American Youth Sports; The Coaches, Players and Parents.

Jeff LeetsCorrespondent IJuly 2, 2008

As a youth football coach I am questioned often about the amount of intensity and energy I teach the game with.  While some appreciate it, others despise it. 

My first year coaching I took any criticism from parents to heart and at times took it a little too rough.  Those comments were few and far between the positives but being new to the coaching scene I really did not know how to handle it.  I thought "Are you kidding me?  I am out here every night busting my butt and they are complaining?"  As time passed and I learned how to handle things it became easier and easier to deal with the criticism and it did remain because let's face it, you are never going to please everybody.  My skin got a little thicker and I was able to get past that.  Some coaches don't and as a result we lose some good people that offer alot to our youth in the way of knowledge, experience and life lessons.  You can have the best intentions, put in the most work and go about your responsibilities the best way you know how and someone will complain.  It's inevitable.  It's how you handle it not only for your own sake but for the kids.

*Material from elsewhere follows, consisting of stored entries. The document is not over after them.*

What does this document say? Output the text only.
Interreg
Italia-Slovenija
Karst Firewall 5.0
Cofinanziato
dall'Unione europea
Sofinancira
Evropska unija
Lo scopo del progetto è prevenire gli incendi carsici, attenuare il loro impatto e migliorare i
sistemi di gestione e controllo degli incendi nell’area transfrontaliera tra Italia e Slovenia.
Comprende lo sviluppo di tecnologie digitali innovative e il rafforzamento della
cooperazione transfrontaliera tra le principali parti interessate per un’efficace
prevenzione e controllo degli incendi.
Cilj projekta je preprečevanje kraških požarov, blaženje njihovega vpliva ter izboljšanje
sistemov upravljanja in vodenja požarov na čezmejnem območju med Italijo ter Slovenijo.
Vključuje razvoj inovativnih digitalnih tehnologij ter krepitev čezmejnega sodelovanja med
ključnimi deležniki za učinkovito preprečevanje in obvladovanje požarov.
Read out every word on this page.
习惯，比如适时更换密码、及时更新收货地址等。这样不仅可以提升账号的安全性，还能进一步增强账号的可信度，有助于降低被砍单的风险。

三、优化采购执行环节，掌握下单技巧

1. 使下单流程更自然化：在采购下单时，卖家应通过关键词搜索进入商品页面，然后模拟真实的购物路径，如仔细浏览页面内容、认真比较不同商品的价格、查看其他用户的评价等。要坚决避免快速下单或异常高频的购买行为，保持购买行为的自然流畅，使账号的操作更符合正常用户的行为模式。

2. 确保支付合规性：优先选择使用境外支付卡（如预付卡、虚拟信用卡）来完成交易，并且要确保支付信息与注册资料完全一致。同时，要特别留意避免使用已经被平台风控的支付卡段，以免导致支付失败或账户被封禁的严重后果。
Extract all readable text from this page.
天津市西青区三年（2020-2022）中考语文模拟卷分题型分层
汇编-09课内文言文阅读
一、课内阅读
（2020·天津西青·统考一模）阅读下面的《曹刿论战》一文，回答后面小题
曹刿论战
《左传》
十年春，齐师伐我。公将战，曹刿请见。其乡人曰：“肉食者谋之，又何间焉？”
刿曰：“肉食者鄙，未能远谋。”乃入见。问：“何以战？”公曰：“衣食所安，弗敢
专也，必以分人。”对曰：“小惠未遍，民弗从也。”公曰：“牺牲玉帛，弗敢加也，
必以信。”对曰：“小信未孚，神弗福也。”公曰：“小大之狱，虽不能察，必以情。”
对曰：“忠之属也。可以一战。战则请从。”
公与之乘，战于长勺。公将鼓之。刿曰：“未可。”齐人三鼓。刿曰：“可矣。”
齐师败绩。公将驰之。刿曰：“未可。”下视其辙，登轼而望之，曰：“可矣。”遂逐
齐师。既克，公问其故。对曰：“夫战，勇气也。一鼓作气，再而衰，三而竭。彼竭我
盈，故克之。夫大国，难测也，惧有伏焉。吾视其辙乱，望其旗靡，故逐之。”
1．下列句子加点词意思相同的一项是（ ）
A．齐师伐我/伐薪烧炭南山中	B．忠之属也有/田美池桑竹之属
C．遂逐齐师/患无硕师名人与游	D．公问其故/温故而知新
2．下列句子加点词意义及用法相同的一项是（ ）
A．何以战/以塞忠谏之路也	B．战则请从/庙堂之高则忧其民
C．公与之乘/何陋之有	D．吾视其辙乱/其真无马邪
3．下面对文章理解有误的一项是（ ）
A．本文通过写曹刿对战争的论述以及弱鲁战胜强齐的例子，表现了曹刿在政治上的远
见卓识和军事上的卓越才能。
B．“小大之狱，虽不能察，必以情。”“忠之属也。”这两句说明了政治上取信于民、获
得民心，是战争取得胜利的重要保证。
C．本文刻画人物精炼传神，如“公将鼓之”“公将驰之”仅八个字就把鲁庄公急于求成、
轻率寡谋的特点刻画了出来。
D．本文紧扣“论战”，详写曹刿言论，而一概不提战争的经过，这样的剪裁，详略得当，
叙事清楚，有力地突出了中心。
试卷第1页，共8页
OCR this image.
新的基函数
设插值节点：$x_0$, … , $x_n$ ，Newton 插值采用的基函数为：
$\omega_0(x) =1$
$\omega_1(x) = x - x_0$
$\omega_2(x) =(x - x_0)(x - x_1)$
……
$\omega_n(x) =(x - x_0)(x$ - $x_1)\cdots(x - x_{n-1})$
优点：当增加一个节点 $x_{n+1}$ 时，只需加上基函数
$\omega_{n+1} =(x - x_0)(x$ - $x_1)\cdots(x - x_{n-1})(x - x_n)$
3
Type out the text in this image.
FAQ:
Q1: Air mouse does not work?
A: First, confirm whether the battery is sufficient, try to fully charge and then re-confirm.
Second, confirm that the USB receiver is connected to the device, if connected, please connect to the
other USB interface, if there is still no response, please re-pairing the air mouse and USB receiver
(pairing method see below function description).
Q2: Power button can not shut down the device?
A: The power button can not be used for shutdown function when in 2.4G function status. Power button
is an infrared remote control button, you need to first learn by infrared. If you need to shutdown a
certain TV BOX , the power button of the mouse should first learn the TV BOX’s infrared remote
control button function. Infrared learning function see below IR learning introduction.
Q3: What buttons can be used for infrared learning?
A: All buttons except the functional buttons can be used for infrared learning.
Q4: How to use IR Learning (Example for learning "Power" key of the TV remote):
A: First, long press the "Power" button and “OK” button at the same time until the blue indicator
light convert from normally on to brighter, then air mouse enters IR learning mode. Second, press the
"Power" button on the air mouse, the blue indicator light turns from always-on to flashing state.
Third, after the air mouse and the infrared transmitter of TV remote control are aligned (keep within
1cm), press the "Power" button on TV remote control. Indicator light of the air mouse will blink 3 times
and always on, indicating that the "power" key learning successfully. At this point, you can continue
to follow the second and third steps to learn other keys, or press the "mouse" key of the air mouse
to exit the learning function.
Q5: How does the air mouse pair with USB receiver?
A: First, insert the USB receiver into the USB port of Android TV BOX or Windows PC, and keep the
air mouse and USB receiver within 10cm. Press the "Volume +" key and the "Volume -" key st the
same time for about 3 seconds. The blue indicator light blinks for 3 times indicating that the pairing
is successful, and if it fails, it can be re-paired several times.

I have had what I thought were friends open their doors and homes to myself and my family only to close them once they thought I did not give their son a fair shake when in fact I did more then that.  I have had people that I was close to all but fall off the face of the earth after football was over because their son was playing for a different team in our program that next season.  Once I had no say so any longer they were gone.  Sad but true.  Still, we press on and continue or goal to mold young minds and bodies.  I have had rumors spread about my family and I.  Lies and deceit generated about events that have taken place.  Even though all of this happens, I stay.  We stay.

The men and women who volunteer our time to teach our youth the best we know how.  On my end I do it well.  In my 4 years of coaching my youth football teams have compiled a season win-loss-tie record of 36 wins 2 losses and 1 tie.  My teams have made it to the playoffs every year including a city championship in 07 and 08.  I am proud of that fact.  I am also proud of the fact that I take my work home with me.  It does not stop on the field.  For many coaches it does.  We put in the extra work, the kids see that and they end up doing that exact same thing more often than not.  That same work ethic stays with them long after football much of the time.  We want to teach these kids the correct fundamentals of the game and give them the tools necessary to be competitive and hope that they have a positive enough experience that they not only become good players but also fans of the game itself.  Them playing and succeeding improves their self esteem, attitude and work ethic.  Those things are priceless in our society today where negativity is confronting them at every crossroad and the video games and internet have all but taken away much of the outside activities that once ruled the nights after school, or the days on the weekends and during the summer. 

Along with the negative a good amount of positive compliments have come my way as well.  One parent told me "My son is a better person because of you.  You can see a change in his school work and the way he respects us at home now."  Those compliments make my and every other coach keep doing what we are doing  We do this out of the kindness of our heart.  Not for any paycheck.  Not for anything more than the kids.  Yes some of us are here because of our children but believe me it would be much easier to sit on the sidelines and not deal with anything but we are out there and it's because we care not just about our son's our daughters but all of these kids. 

I saw one of my players this spring and he was at a football camp.  He only brought cleats.  He needed tennis shoes to run in.  Mom was gone at work.  I went and bought him a pair of sneakers.  Why?  Because I know he needed them.  To this day he still thanks me and his mom does the same.  I could of turned my head.  Walked away.  It's his problem right?  Yes.  It is.  But one day maybe he remembers that and helps out someone in need because of it.  There you have it.  That is why we do it.

Too often the parents of our players are concerned about whether or not their son is being giving enough playing time our if he is being coached the way they heard is the right way or any other of the things we here from a long list.  The family members that actually get it, buy into what we are trying to accomplish and support us.  They work with us.  They listen to us.  They do not second guess and bad talk us behind our backs to their kids.  My take on that is this, if you are so willing and able to call the shots and coach the team then by all means, step up and volunteer next time since you have it all figured out.  Otherwise feel free to stay positive for the team's sake.  We volunteer our time that we could be spending with our families and doing other things we enjoy.  That should mean something. 

Remember, the next time you want to criticize the men and women who volunteer their time to coach our boys and girls in an effort to make them better people both physically and mentally that they are doing their best.  Sure you have some that are average at best but you know the good ones when you see them.  Support them.  Thank them.  Just being given a simple compliment makes our day.